Уж он-то все понимает.



OUR DEBTS

“… And forgive us our debts as we forgive our debtors…"

Сочельник, пахнет хвоей, воском и ванилью. А мы наряжаем елку: легкие хрупкие шары, блестящая мишура и, главное, - игрушки, сделанные мамой.

Игрушки для рождественской елки делались так: сначала из мягкой, скорее всего, медной, потому что я помню ее красновато-золотой блеск, проволоки сплетался скелетик будущего сказочного героя. Постепенно он обрастал плотью из слоев ваты, смоченной клейстером (заварным клеем из муки). Когда фигурка была сформирована и еще раз покрыта слоем клея, к ней добавляли мелочи, вырезанные из бумаги: клювы, кружочки глаз, шляпы и прочее. Все это вывешивалось для просушки дня на два.
А потом фигурки раскрашивались по гладкому засохшему слою клея гуашью или акварелью и оживали прямо в маминых руках. Все герои известных и выдуманных мамой сказок побывали на наших елках. Зайцы в лубяных избушках, хитрые лисы, кот в сапогах и храбрый портняжка, злые или глупые волки, бестолковый тяжелый медведь из «Теремка», ну и Красная шапочка, конечно.
Сидишь рядом, немного помогая и немного мешая, и слушаешь сказки или жутковатые истории, в которых сирые малютки, посиневшие и дрожащие, чудесным образом были спасены от холода и голода в Рождественскую ночь, или, наоборот, всем пакостил резвый черт, усмиренный потом кузнецом Вакулой.
И были волхвы, Вифлеемская звезда, родившийся в дороге младенец, которого мог погубить царь Ирод, и надо было прятаться…

- Как ты во время войны?

Мама очень любила Рождество и отмечали мы его дважды, но мне первое нравилось больше, казалось настоящим праздником, а второе стояло в череде бесконечных зимних утренников, ночного шума за окнами и усталых лиц знакомых.

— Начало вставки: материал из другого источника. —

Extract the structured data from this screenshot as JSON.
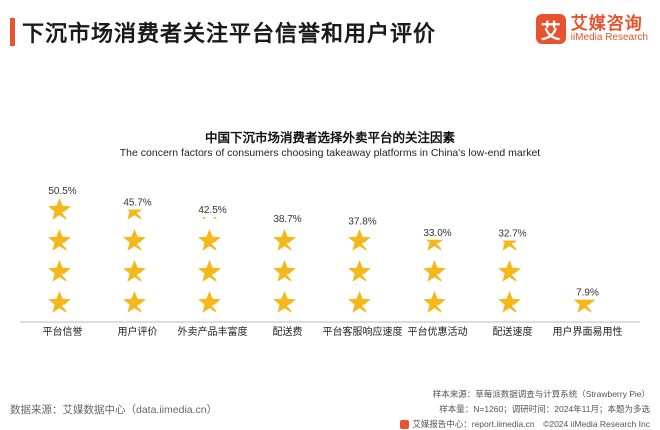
{
  "header": {
    "title": "下沉市场消费者关注平台信誉和用户评价",
    "logo_mark": "艾",
    "logo_cn": "艾媒咨询",
    "logo_en": "iiMedia Research"
  },
  "chart_data": {
    "type": "bar",
    "subtype": "pictograph-stars",
    "title": "中国下沉市场消费者选择外卖平台的关注因素",
    "subtitle": "The concern factors of consumers choosing takeaway platforms in China's low-end market",
    "categories": [
      "平台信誉",
      "用户评价",
      "外卖产品丰富度",
      "配送费",
      "平台客服响应速度",
      "平台优惠活动",
      "配送速度",
      "用户界面易用性"
    ],
    "values": [
      50.5,
      45.7,
      42.5,
      38.7,
      37.8,
      33.0,
      32.7,
      7.9
    ],
    "value_labels": [
      "50.5%",
      "45.7%",
      "42.5%",
      "38.7%",
      "37.8%",
      "33.0%",
      "32.7%",
      "7.9%"
    ],
    "icons_per_column": 4,
    "ylim": [
      0,
      52
    ],
    "star_color": "#f5b81c",
    "check_color": "#ffffff"
  },
  "footer": {
    "source_left": "数据来源：艾媒数据中心（data.iimedia.cn）",
    "sample_source": "样本来源：草莓派数据调查与计算系统（Strawberry Pie）",
    "sample_info": "样本量：N=1260；调研时间：2024年11月；本题为多选",
    "report": "艾媒报告中心：report.iimedia.cn　©2024  iiMedia Research  Inc"
  }
}
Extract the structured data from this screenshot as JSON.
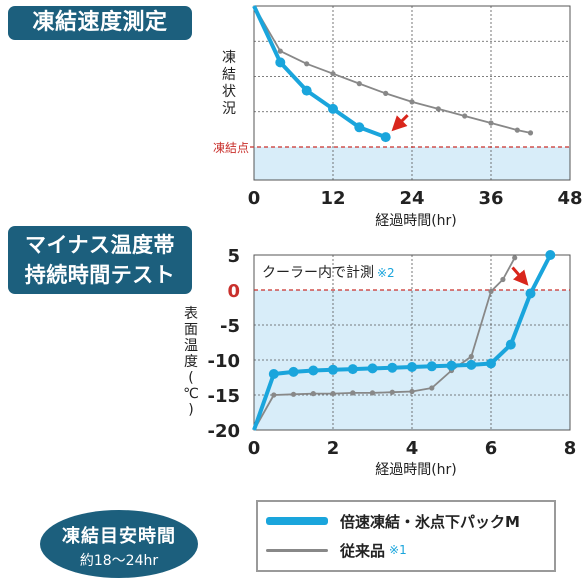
{
  "chart_data": [
    {
      "type": "line",
      "title": "凍結速度測定",
      "xlabel": "経過時間(hr)",
      "ylabel": "凍結状況",
      "xlim": [
        0,
        48
      ],
      "xticks": [
        0,
        12,
        24,
        36,
        48
      ],
      "reference_label": "凍結点",
      "series": [
        {
          "name": "倍速凍結・氷点下パックM",
          "color": "#1aa5dc",
          "points": [
            [
              0,
              0
            ],
            [
              4,
              0.4
            ],
            [
              8,
              0.6
            ],
            [
              12,
              0.73
            ],
            [
              16,
              0.86
            ],
            [
              20,
              0.93
            ]
          ]
        },
        {
          "name": "従来品",
          "color": "#888888",
          "points": [
            [
              0,
              0
            ],
            [
              4,
              0.32
            ],
            [
              8,
              0.41
            ],
            [
              12,
              0.48
            ],
            [
              16,
              0.55
            ],
            [
              20,
              0.62
            ],
            [
              24,
              0.68
            ],
            [
              28,
              0.73
            ],
            [
              32,
              0.78
            ],
            [
              36,
              0.83
            ],
            [
              40,
              0.88
            ],
            [
              42,
              0.9
            ]
          ]
        }
      ]
    },
    {
      "type": "line",
      "title": "マイナス温度帯持続時間テスト",
      "title_lines": [
        "マイナス温度帯",
        "持続時間テスト"
      ],
      "xlabel": "経過時間(hr)",
      "ylabel": "表面温度(℃)",
      "xlim": [
        0,
        8
      ],
      "ylim": [
        -20,
        5
      ],
      "xticks": [
        0,
        2,
        4,
        6,
        8
      ],
      "yticks": [
        5,
        0,
        -5,
        -10,
        -15,
        -20
      ],
      "annotation": "クーラー内で計測",
      "annotation_note": "※2",
      "series": [
        {
          "name": "倍速凍結・氷点下パックM",
          "color": "#1aa5dc",
          "points": [
            [
              0,
              -20
            ],
            [
              0.5,
              -12
            ],
            [
              1,
              -11.7
            ],
            [
              1.5,
              -11.5
            ],
            [
              2,
              -11.4
            ],
            [
              2.5,
              -11.3
            ],
            [
              3,
              -11.2
            ],
            [
              3.5,
              -11.1
            ],
            [
              4,
              -11
            ],
            [
              4.5,
              -10.9
            ],
            [
              5,
              -10.8
            ],
            [
              5.5,
              -10.7
            ],
            [
              6,
              -10.5
            ],
            [
              6.5,
              -7.8
            ],
            [
              7,
              -0.5
            ],
            [
              7.5,
              5
            ]
          ]
        },
        {
          "name": "従来品",
          "color": "#888888",
          "points": [
            [
              0,
              -20
            ],
            [
              0.5,
              -15
            ],
            [
              1,
              -14.9
            ],
            [
              1.5,
              -14.8
            ],
            [
              2,
              -14.8
            ],
            [
              2.5,
              -14.7
            ],
            [
              3,
              -14.7
            ],
            [
              3.5,
              -14.6
            ],
            [
              4,
              -14.5
            ],
            [
              4.5,
              -14
            ],
            [
              5,
              -11.5
            ],
            [
              5.5,
              -9.5
            ],
            [
              6,
              -0.2
            ],
            [
              6.3,
              1.5
            ],
            [
              6.6,
              4.6
            ]
          ]
        }
      ]
    }
  ],
  "goal": {
    "title": "凍結目安時間",
    "subtitle": "約18〜24hr"
  },
  "legend": [
    {
      "label": "倍速凍結・氷点下パックM",
      "note": "",
      "color": "#1aa5dc"
    },
    {
      "label": "従来品",
      "note": "※1",
      "color": "#888888"
    }
  ]
}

Из маминых игрушек у меня хранится львенок Бонифаций, сотворенный ею из мягкой ткани и кусочка меха. У него получилось лицо веселого заинтересованного собеседника; он помогал мне на всех экзаменах, и даже своим любимым малышам я позволяла только подержать его, боясь, что куда-нибудь забросят, наигравшись.

Какими они были на первый взгляд разными. И как она его любила - до полного самоотречения!
Отец был военным врачом, достойно перенес все тяготы военной жизни, все отступления, окружения, наступления, сохранив чувство юмора, которым были окрашены его военные воспоминания.
Помню рассказ о нескольких генеральских задах, не поместившихся под столом и истыканных осколками влетевших в комнату оконных стекол при близком разрыве бомбы в Сталинграде. Генералы, правда, серьезно не пострадали. Отец наблюдал эту картину, стоя в простенке между окнами, и тоже остался цел, не считая задетого стеклом мизинца. Кажется, это была его единственная военная травма. Он всегда забавно гордился своим везением в мелочах, как он это называл.
В годы моего детства он был поглощен работой и в обычной жизни терялся перед незатейливыми бытовыми сложностями. Растерянность отражалась в застенчивой улыбке или коротком мягком смехе, при этом его значительное, патрицианское лицо становилось моложе и выдавало характер.
Вся бытовая сторона жизни обеспечивалась мамой, которая оставила работу. Она была зубным врачом, но вполне могла быть министром по чрезвычайным ситуациям - спасала соседей и прохожих, открывала случайно захлопнувшиеся чужие двери, чинила телевизор и утюг, по ночам делала за сестру курсовые по какой-нибудь политэкономии, а за меня рисовала стенгазеты. Почему-то очень любила Достоевского и Диккенса и часто перечитывала их, тоже по ночам, когда отступали дневные заботы.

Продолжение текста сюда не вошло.